Há dez anos, um certo investidor amador de Wall Street chamado Laszlo Hanyecz fez a primeira compra com uma moeda virtual ainda pouco conhecida no mundo real. Ele pediu duas pizzas e pagou 10 000 bitcoins por elas. Hoje, esse volume da criptomoeda digital vale nada mais, nada menos do que impressionantes 2,8 bilhões de reais. Seria o suficiente para o dono da pizzaria se tornar uma das 100 pessoas mais ricas do Brasil, se mantivesse as bitcoins em sua carteira virtual.
Em meio a essa espetacular ascensão, chama a atenção o movimento iniciado em setembro do ano passado. O bitcoin saiu de um valor de quase 11 000 dólares para, agora, superar os 50 000 dólares — na quarta-feira 17, o valor histórico já era de 52 000 dólares, em torno dos 283 000 reais. Trata-se de uma valorização de 400%, o que o colocou na 14ª posição das moedas mais comercializadas do mundo, em termos de valor disponível. É um feito e tanto, principalmente por não envolver uma divisa emitida por governos e, portanto, não ser de uso obrigatório. O ranking elaborado pela Fiat Market Cap e revisado, a pedido de VEJA, pela economista Julia Braga, da Universidade Federal Fluminense, colocou o real apenas duas posições acima do bitcoin, que, por sua vez, ficou à frente do rublo russo.
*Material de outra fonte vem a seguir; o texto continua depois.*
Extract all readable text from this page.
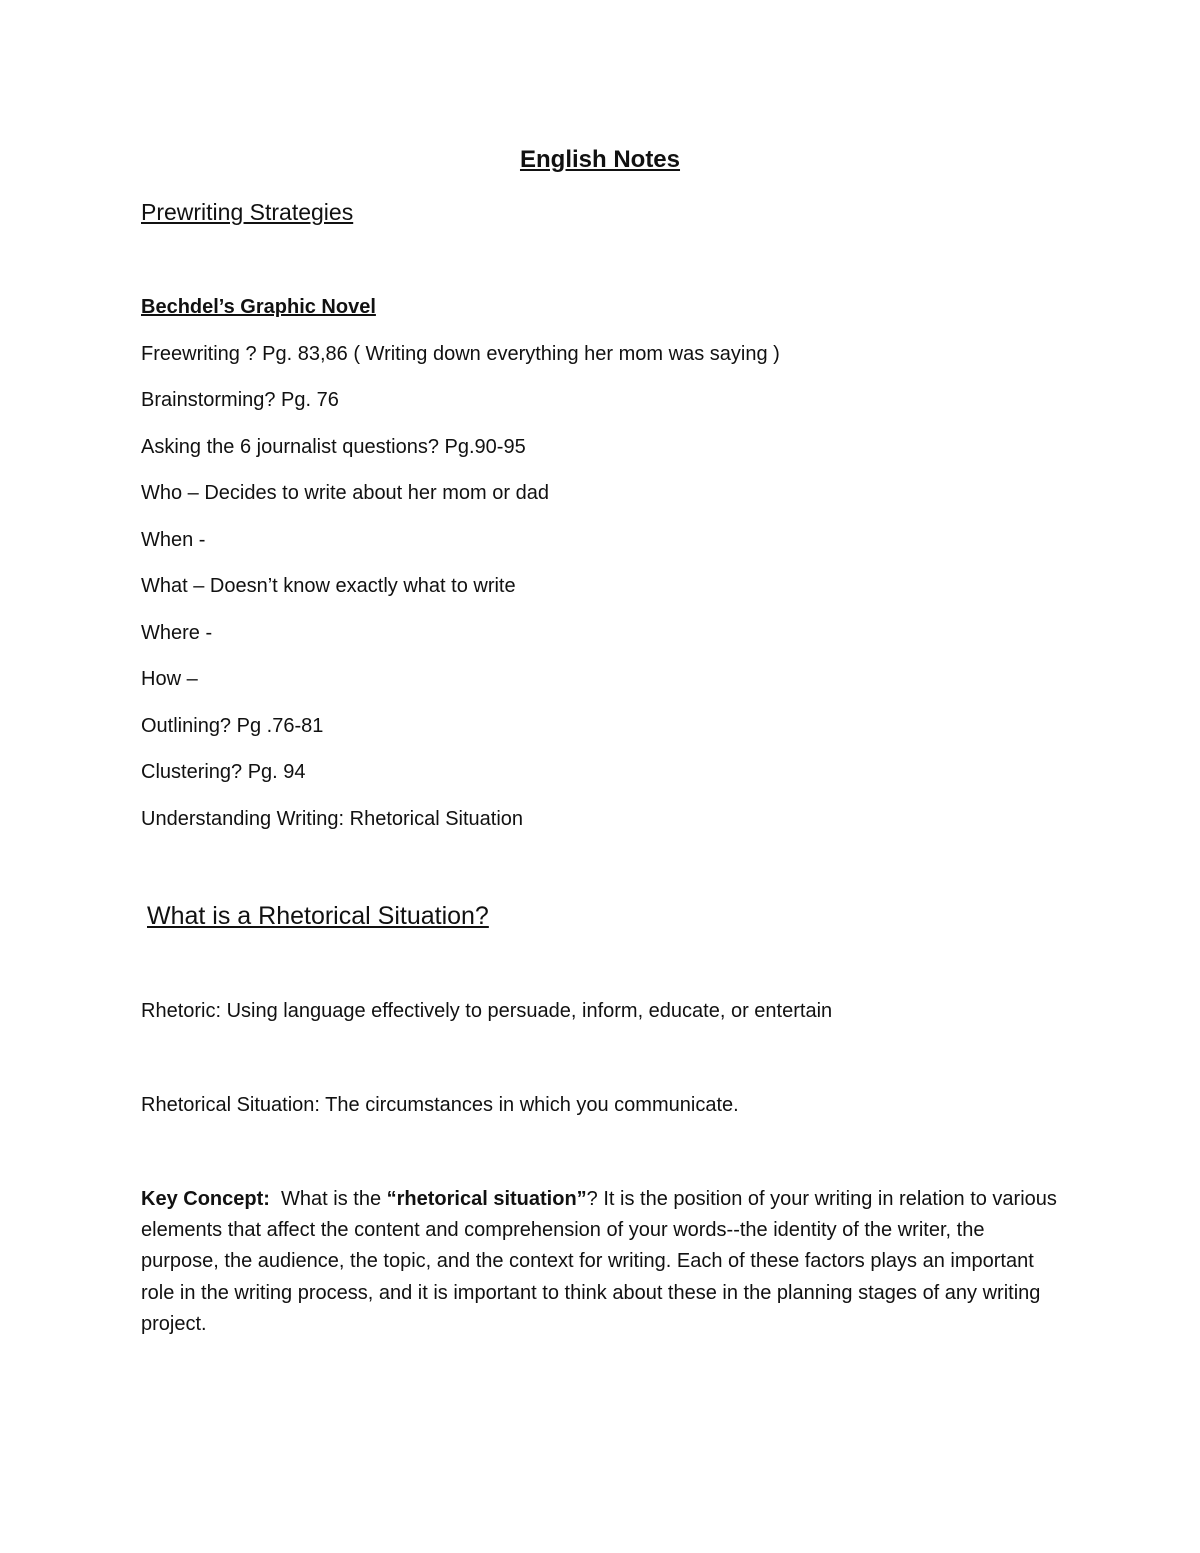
English Notes
Prewriting Strategies
Bechdel’s Graphic Novel
Freewriting ? Pg. 83,86 ( Writing down everything her mom was saying )
Brainstorming? Pg. 76
Asking the 6 journalist questions? Pg.90-95
Who – Decides to write about her mom or dad
When -
What – Doesn’t know exactly what to write
Where -
How –
Outlining? Pg .76-81
Clustering? Pg. 94
Understanding Writing: Rhetorical Situation
What is a Rhetorical Situation?
Rhetoric: Using language effectively to persuade, inform, educate, or entertain
Rhetorical Situation: The circumstances in which you communicate.
Key Concept: What is the “rhetorical situation”? It is the position of your writing in relation to various elements that affect the content and comprehension of your words--the identity of the writer, the purpose, the audience, the topic, and the context for writing. Each of these factors plays an important role in the writing process, and it is important to think about these in the planning stages of any writing project.
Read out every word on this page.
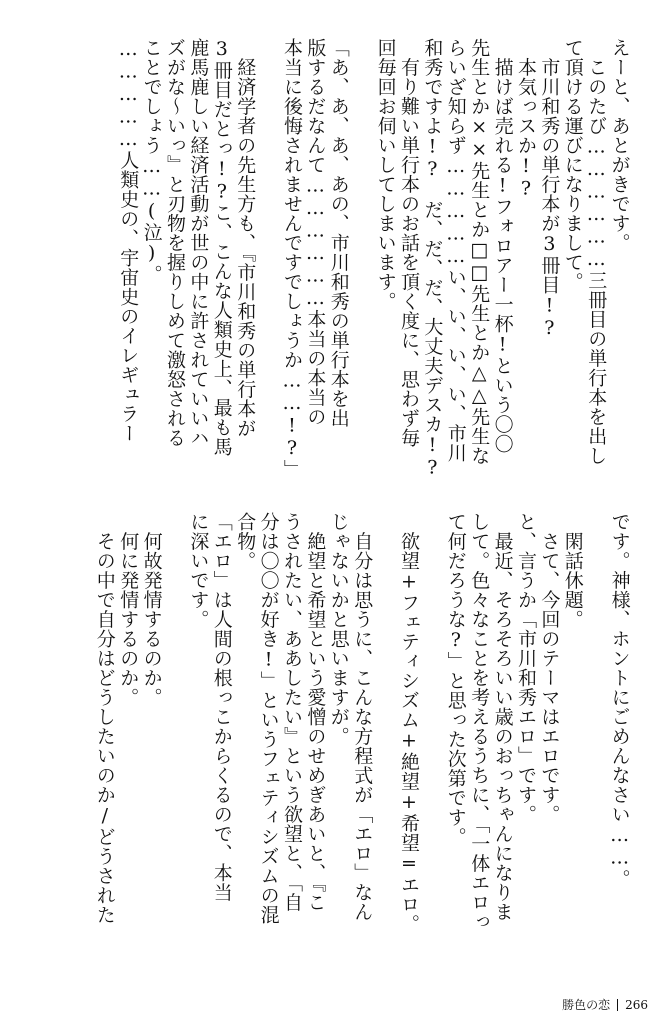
えーと、あとがきです。
　このたび………………三冊目の単行本を出し
て頂ける運びになりまして。
　市川和秀の単行本が3冊目!?
　本気っスか!?
　描けば売れる!フォロアー一杯!という〇〇
先生とか××先生とか□□先生とか△△先生な
らいざ知らず……………い、い、い、い、市川
和秀ですよ!?　だ、だ、だ、大丈夫デスカ!?
　有り難い単行本のお話を頂く度に、思わず毎
回毎回お伺いしてしまいます。
「あ、あ、あ、あの、市川和秀の単行本を出
版するだなんて………………本当の本当の
本当に後悔されませんですでしょうか……!?」
　経済学者の先生方も、『市川和秀の単行本が
3冊目だとっ!?こ、こんな人類史上、最も馬
鹿馬鹿しい経済活動が世の中に許されていいハ
ズがな〜いっ』と刃物を握りしめて激怒される
ことでしょう……(泣)。
……………人類史の、宇宙史のイレギュラー
です。神様、ホントにごめんなさい……。
　閑話休題。
　さて、今回のテーマはエロです。
と、言うか「市川和秀エロ」です。
　最近、そろそろいい歳のおっちゃんになりま
して。色々なことを考えるうちに、「一体エロっ
て何だろうな?」と思った次第です。
　欲望+フェティシズム+絶望+希望=エロ。
　自分は思うに、こんな方程式が「エロ」なん
じゃないかと思いますが。
　絶望と希望という愛憎のせめぎあいと、『こ
うされたい、ああしたい』という欲望と、「自
分は〇〇が好き!」というフェティシズムの混
合物。
「エロ」は人間の根っこからくるので、本当
に深いです。
　何故発情するのか。
　何に発情するのか。
　その中で自分はどうしたいのか/どうされた
勝色の恋 266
A escalada da mais famosa entre as mais de 4 000 moedas digitais existentes encontrou lastro, nas últimas semanas, no incentivo recebido de empresas que estão usando o bitcoin para aplicar os seus recursos. É o caso da montadora de carros elétricos Tesla, que, em seu relatório anual divulgado no começo de fevereiro, informou ter investido 1,5 bilhão de dólares em bitcoins e que, num futuro próximo, vai aceitar a moeda como forma de pagamento. Trata-se de um compromisso explícito do fundador da empresa, Elon Musk, segundo homem mais rico do planeta e grande incentivador das criptomoedas. No dia seguinte ao anúncio da Tesla, foi a vez do Twitter informar o seu interesse em aplicar em bitcoins — o criador da rede social, Jack Dorsey, é outro entusiasta da tendência. Na mesma semana, a Mastercard, uma das maiores bandeiras de cartão de crédito do mundo, anunciou que vai começar a aceitar criptomoedas como pagamentos, se juntando à Visa e ao site Paypal. O bitcoin, até então um ativo transacionado por investidores mais audaciosos e conectados, ganhou status de mainstream.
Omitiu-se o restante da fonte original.